In a recent review of the literature about the clinical results of rotator cuff repair, Saridakis et al. [9] suggested that surgeons should use a DR technique only for tears larger than 3 cm. On the other hand, Duquin et al. [51], in a recent review of the literature about radiographic results of rotator cuff repair, including the studies by Burks et al. [24] and Franceschi et al. [25], suggested that surgeons should use a DR technique for all rotator cuff repairs, when possible, particularly for tears greater than 1 cm [51]. On the basis of our clinical findings and MRA results, and in accordance with these reviews [9, 51], we now reserve DR rotator cuff repairs for more active patients, with larger tear sizes, and SR repair for older, less active patients and for patients with smaller tear sizes.

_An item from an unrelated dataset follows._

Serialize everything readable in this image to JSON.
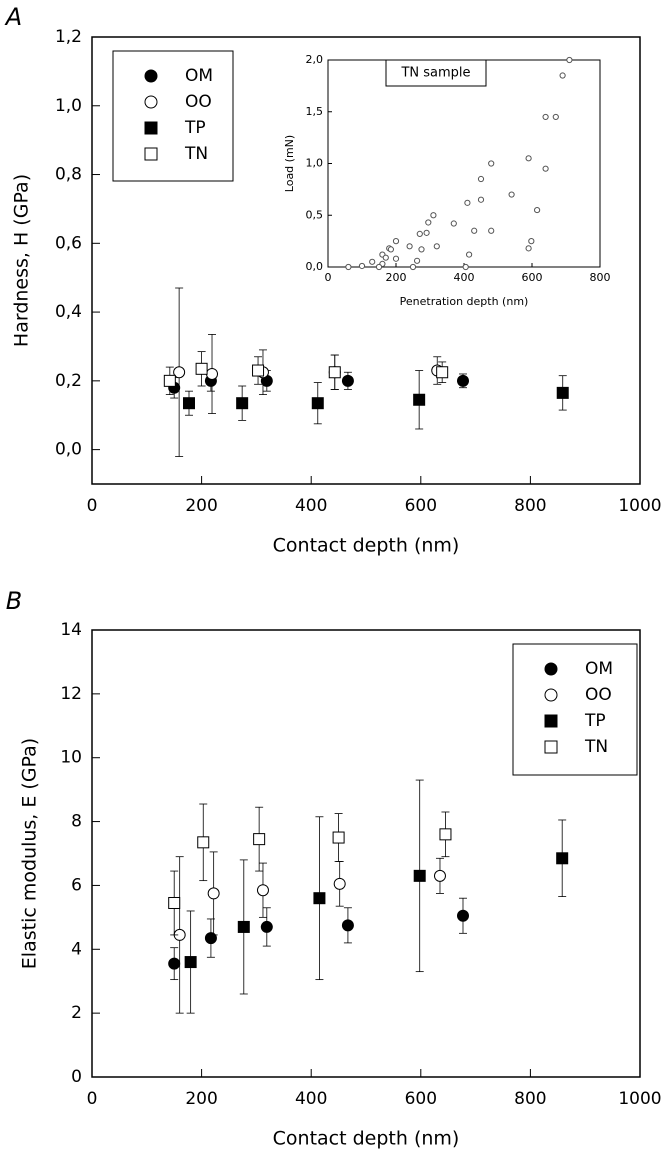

Significant limitations are present in our study. First of all, this is a retrospective study with a relatively medium-term follow-up, and the radiologist was not blinded to the repair technique. But we have to consider that, in every study setting, even prospective ones, which compares the radiographic results of SR and DR repair, the radiologist cannot be really blinded about the surgical technique. In fact, he/she can count on MRA/MRI/CT scans the number of suture anchors placed in the footprint and determine whether they are in a SR or DR fashion. This introduces a potential, significant bias in the results reported by the radiologist even in prospective and “well-done” studies, which cannot be avoided. Furthermore, in our study the patients were not evaluated at a fixed follow-up time, but it ranged from 36 to 50 months in the SR group and from 36 to 43 months in the DR group. However, there was not a statistically significant difference in the mean length of follow-up between the two groups.

Our study also has some strengths. It is a single-surgeon series, with uniform surgical skills; we adopted rigid inclusion and exclusion criteria. The “dropout” rate in our study (20%) is acceptable and within the limits for “high-quality studies”. Injection of the contrast medium was done under ultrasound control to confirm intra-articular release, and all the patients were evaluated with a 3 Tesla MRA, which is able to notably increase diagnostic performance in the musculoskeletal setting, allowing for an unprecedented level of bone and soft tissue detail, with consequent improvement in patient treatment and management [2838].

Conclusion

To the best of our knowledge, this is the first report on a 3 Tesla MRA in the evaluation of two different techniques for rotator cuff repair. DR repair resulted in a statistically significant lower re-tear rate, despite no difference in clinical outcomes. We think that leakage of the contrast medium is due to an incomplete tendon-to-bone sealing, which is not a re-tear. This phenomenon could have important medicolegal implications.